読売「麻酔最高難度含め83件 県がんセンター事件 歯科医師、研修登録せず」は,次のとおり報じています.

「県がんセンター(千葉市中央区)の歯科医師ら2人が医師法違反(無資格医業)容疑で書類送検された事件で、歯科医師が昨年5月から11月までに、容疑事実の10回を含めて計83件の麻酔を行っていたことが、県警への取材でわかった。最高難度「Dランク」の麻酔も行っていたとされる。研修医はDランクの麻酔を行えないとされ、県警は、背景に慢性的な麻酔科医不足があったとみている。

 同センターで昨年春、70歳代の男性は、がんの手術を受ける数日前、歯科医師の名前が記載された「手術麻酔同意書」を受け取った。歯科医師が、麻酔医ではないという説明はなかった。男性の切除手術は成功したが、「公立病院で起きるとは信じられない。何か起きていたらと思うとおそろしい」と振り返る。

 同センターで勤務経験のある医師は、「(歯科医が)麻酔を行うことは、内部でも問題視する声があったが、監督すべき麻酔科医も特に指示を出すこともなく、男性歯科医に単独で麻酔をやらせていた」と証言する。

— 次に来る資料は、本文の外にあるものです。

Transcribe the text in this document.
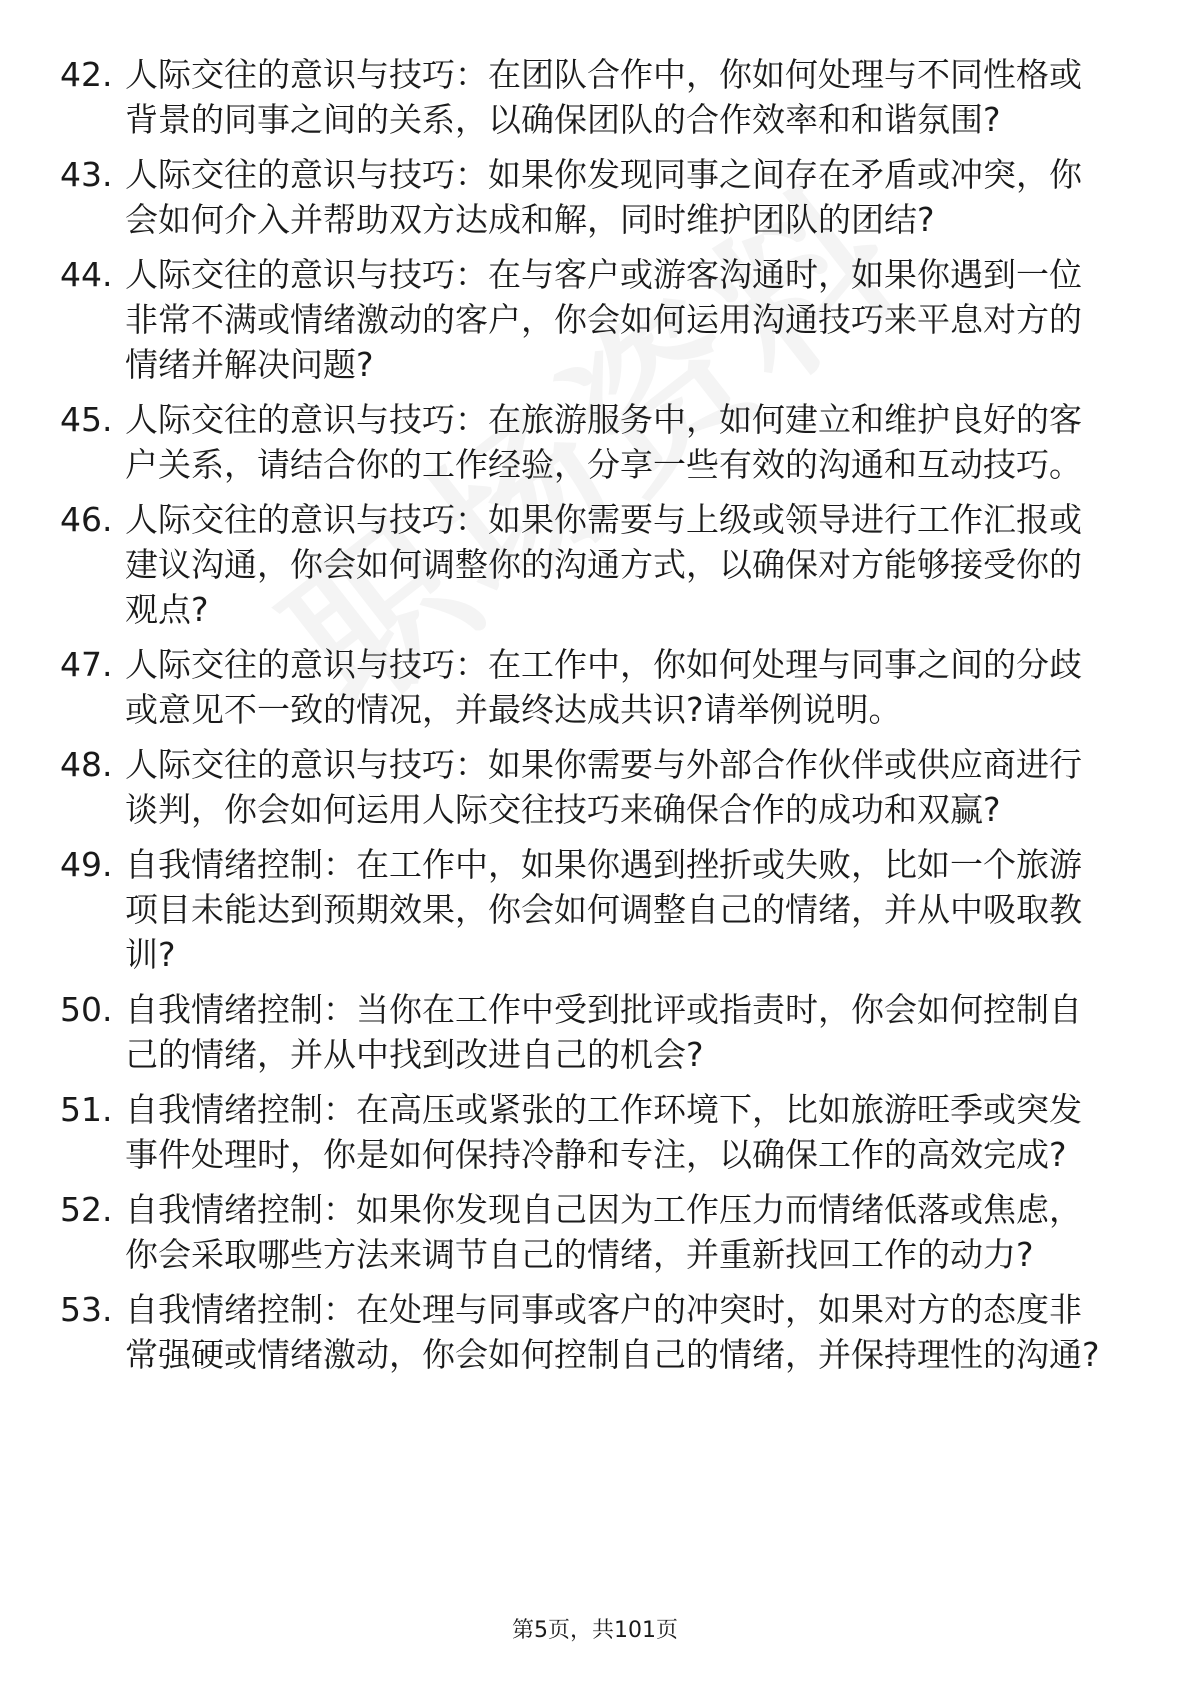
42. 人际交往的意识与技巧：在团队合作中，你如何处理与不同性格或背景的同事之间的关系，以确保团队的合作效率和和谐氛围?
43. 人际交往的意识与技巧：如果你发现同事之间存在矛盾或冲突，你会如何介入并帮助双方达成和解，同时维护团队的团结?
44. 人际交往的意识与技巧：在与客户或游客沟通时，如果你遇到一位非常不满或情绪激动的客户，你会如何运用沟通技巧来平息对方的情绪并解决问题?
45. 人际交往的意识与技巧：在旅游服务中，如何建立和维护良好的客户关系，请结合你的工作经验，分享一些有效的沟通和互动技巧。
46. 人际交往的意识与技巧：如果你需要与上级或领导进行工作汇报或建议沟通，你会如何调整你的沟通方式，以确保对方能够接受你的观点?
47. 人际交往的意识与技巧：在工作中，你如何处理与同事之间的分歧或意见不一致的情况，并最终达成共识?请举例说明。
48. 人际交往的意识与技巧：如果你需要与外部合作伙伴或供应商进行谈判，你会如何运用人际交往技巧来确保合作的成功和双赢?
49. 自我情绪控制：在工作中，如果你遇到挫折或失败，比如一个旅游项目未能达到预期效果，你会如何调整自己的情绪，并从中吸取教训?
50. 自我情绪控制：当你在工作中受到批评或指责时，你会如何控制自己的情绪，并从中找到改进自己的机会?
51. 自我情绪控制：在高压或紧张的工作环境下，比如旅游旺季或突发事件处理时，你是如何保持冷静和专注，以确保工作的高效完成?
52. 自我情绪控制：如果你发现自己因为工作压力而情绪低落或焦虑，你会采取哪些方法来调节自己的情绪，并重新找回工作的动力?
53. 自我情绪控制：在处理与同事或客户的冲突时，如果对方的态度非常强硬或情绪激动，你会如何控制自己的情绪，并保持理性的沟通?
第5页，共101页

 厚労省の「歯科医師の医科麻酔科研修のガイドライン」では、研修医は麻酔科医の立ち会いの下、研修として医科麻酔を行うことは認められている。歯科医師や同センターも「研修目的」と主張する。

 一方、県警環境犯罪課の発表などでは、歯科医師は2006年から08年に麻酔の研修を受け、日本歯科麻酔学会への研修医登録をしていなかった。さらに、ガイドラインは難易度ごとにA~Dに分け、Dランクの麻酔については、研修医は見学しかできないが、歯科医師はDランクの麻酔も行っていたという。患者への手術前の告知もなかったとされ、同課は「悪質性が高い」としている。

 同課によると、センターの昨年度の手術実績は約3000件だが、当時、正規の麻酔医は2人だった。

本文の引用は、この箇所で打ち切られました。